Illustration de la bataille de Camerone. © Légion étrangère/armée de Terre/Défense

« Armez vos fusils. Vous ferez feu au commandement, puis nous chargerons à la baïonnette. Vous me suivrez. » En cette fin d’après-midi du 30 avril 1863, après une journée de bataille à Camerone, au Mexique, le sous-lieutenant Maudet s’adresse à ses quatre légionnaires encore debout. Parmi eux, le caporal Philippe Maine. En face, 30 soldats mexicains les tiennent en joue. Quelques heures plus tôt, au petit matin, au lieu-dit Palo Verde, la 3e compagnie du capitaine Danjou était pourtant forte d’une soixantaine de légionnaires. Ces derniers repèrent alors au loin les 1 500 hommes du colonel Milan, chef de l’armée mexicaine de la province de Veracruz. Une première escarmouche éclate en terrain découvert. Mais, effrayés par les tirs, les deux mulets de la compagnie filent dans les rangs ennemis. Les vivres et les munitions sont perdus.

Philippe Maine, en octobre 1870. © Guy Sallat

Décision est prise de trouver un point d’appui dans une hacienda du village de Camerone, puis de tenir coûte que coûte. « Nous l’avions juré », expliquera plus tard le caporal Maine. À un contre dix, les légionnaires repoussent les charges avec héroïsme. Mais les morts et les blessés s’accumulent. « Une écume blanche nous montait aux coins de la bouche et s’y coagulait. Nos lèvres étaient sèches comme du cuir, notre langue tuméfiée avait peine à se mouvoir, un souffle haletant, continu, nous secouait la poitrine, nos tempes battaient à se rompre et notre pauvre tête s’égarait… », racontera Philippe Maine. Jusqu’à cette ultime sortie baïonnette au canon, à l’issue de laquelle le caporal Maine est finalement capturé avec ses autres camarades – ils seront libérés en juillet avec d’autres prisonniers lors d’un échange contre un colonel mexicain. « L’esprit de Camerone, c’est le combat jusqu’à la mort avec la puissance, les tripes et le cœur du battant. Ne jamais renoncer, à l’image de Philippe Maine », indique le lieutenant-colonel Guy Sallat, historien des armées, spécialiste du Second Empire et auteur du livre Le sentier des braises : Philippe Maine1.

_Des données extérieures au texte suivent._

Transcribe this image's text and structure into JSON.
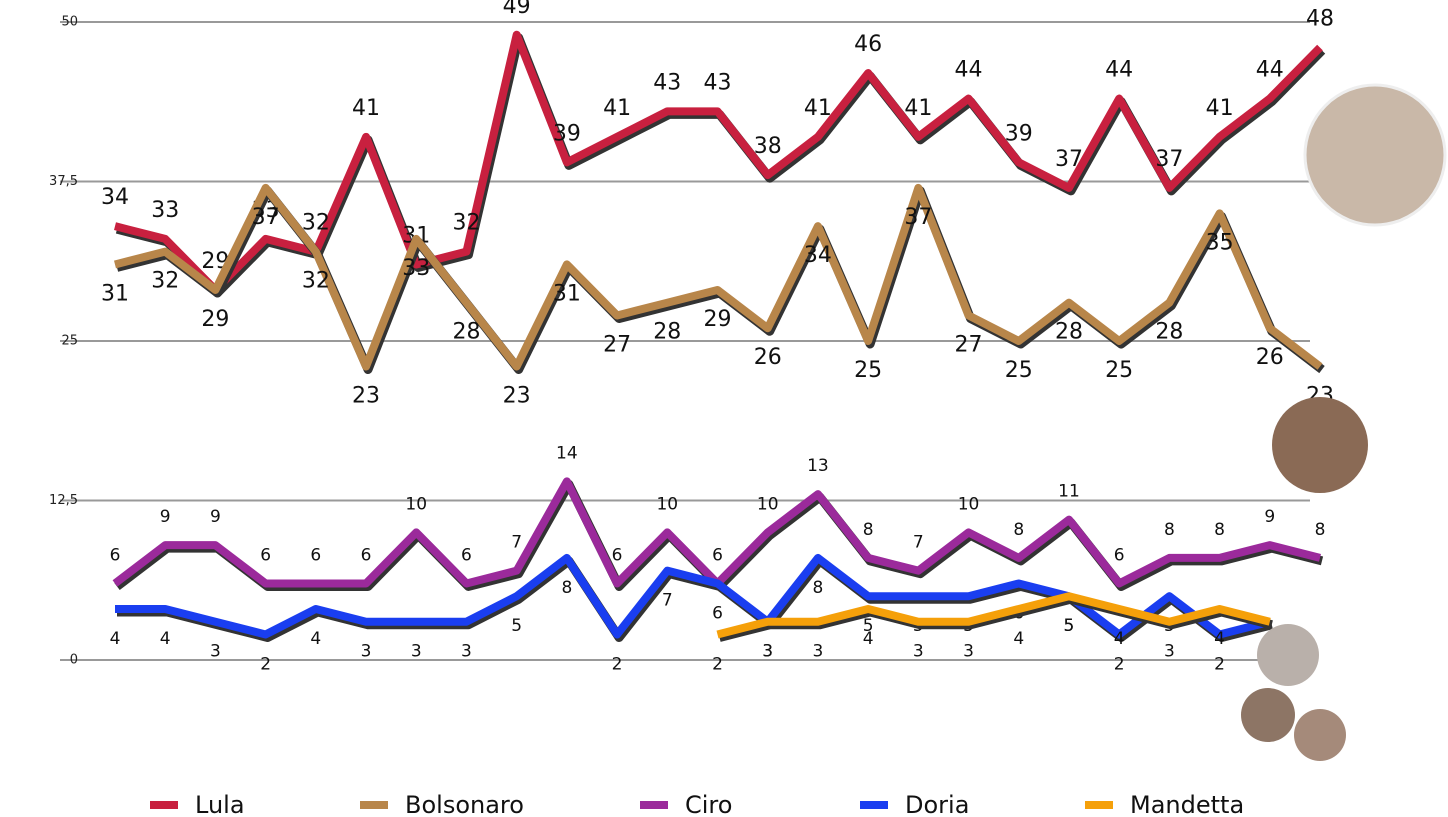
{
  "chart_data": {
    "type": "line",
    "ylim": [
      0,
      50
    ],
    "yticks": [
      0,
      {
        "value": 12.5,
        "label": "12,5"
      },
      25,
      {
        "value": 37.5,
        "label": "37,5"
      },
      50
    ],
    "grid": true,
    "series": [
      {
        "name": "Lula",
        "color": "#c8203f",
        "values": [
          34,
          33,
          29,
          33,
          32,
          41,
          31,
          32,
          49,
          39,
          41,
          43,
          43,
          38,
          41,
          46,
          41,
          44,
          39,
          37,
          44,
          37,
          41,
          44,
          48
        ]
      },
      {
        "name": "Bolsonaro",
        "color": "#b8864a",
        "values": [
          31,
          32,
          29,
          37,
          32,
          23,
          33,
          28,
          23,
          31,
          27,
          28,
          29,
          26,
          34,
          25,
          37,
          27,
          25,
          28,
          25,
          28,
          35,
          26,
          23
        ]
      },
      {
        "name": "Ciro",
        "color": "#9b2a9b",
        "values": [
          6,
          9,
          9,
          6,
          6,
          6,
          10,
          6,
          7,
          14,
          6,
          10,
          6,
          10,
          13,
          8,
          7,
          10,
          8,
          11,
          6,
          8,
          8,
          9,
          8
        ]
      },
      {
        "name": "Doria",
        "color": "#1a3ef0",
        "values": [
          4,
          4,
          3,
          2,
          4,
          3,
          3,
          3,
          5,
          8,
          2,
          7,
          6,
          3,
          8,
          5,
          5,
          5,
          6,
          5,
          2,
          5,
          2,
          3,
          null
        ]
      },
      {
        "name": "Mandetta",
        "color": "#f5a00a",
        "values": [
          null,
          null,
          null,
          null,
          null,
          null,
          null,
          null,
          null,
          null,
          null,
          null,
          2,
          3,
          3,
          4,
          3,
          3,
          4,
          5,
          4,
          3,
          4,
          3,
          null
        ]
      }
    ],
    "legend": "bottom"
  }
}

Remise de la Légion d’honneur

Rien ne prédestinait pourtant ce fils de bottier à un tel destin. En 1850, à la mort de son père, il quitte son village du Périgord et s’engage au sein du 1er régiment de zouaves. Il n’a que 20 ans et se retrouve en Algérie, prélude d’une carrière militaire hors du commun. En 1854, il participe à la campagne de Crimée et s’y illustre avec le 4e bataillon de chasseurs à pied. « La prise de la tour Malakoff, c’est un assaut de 10 000 hommes. Ils ne sont plus que 500 à l’arrivée, dont Philippe Maine, blessé. Rien ne l’arrête », précise Guy Sallat. Fait exceptionnel, il reçoit la Légion d’honneur, décoration normalement réservée aux officiers (il est alors sergent-chef). En mal d’aventure, Philippe Maine se rabat sur le 1er bataillon d’infanterie légère. De nouveau en Algérie, il mène une vie de nomade du désert pendant quatre ans et demi.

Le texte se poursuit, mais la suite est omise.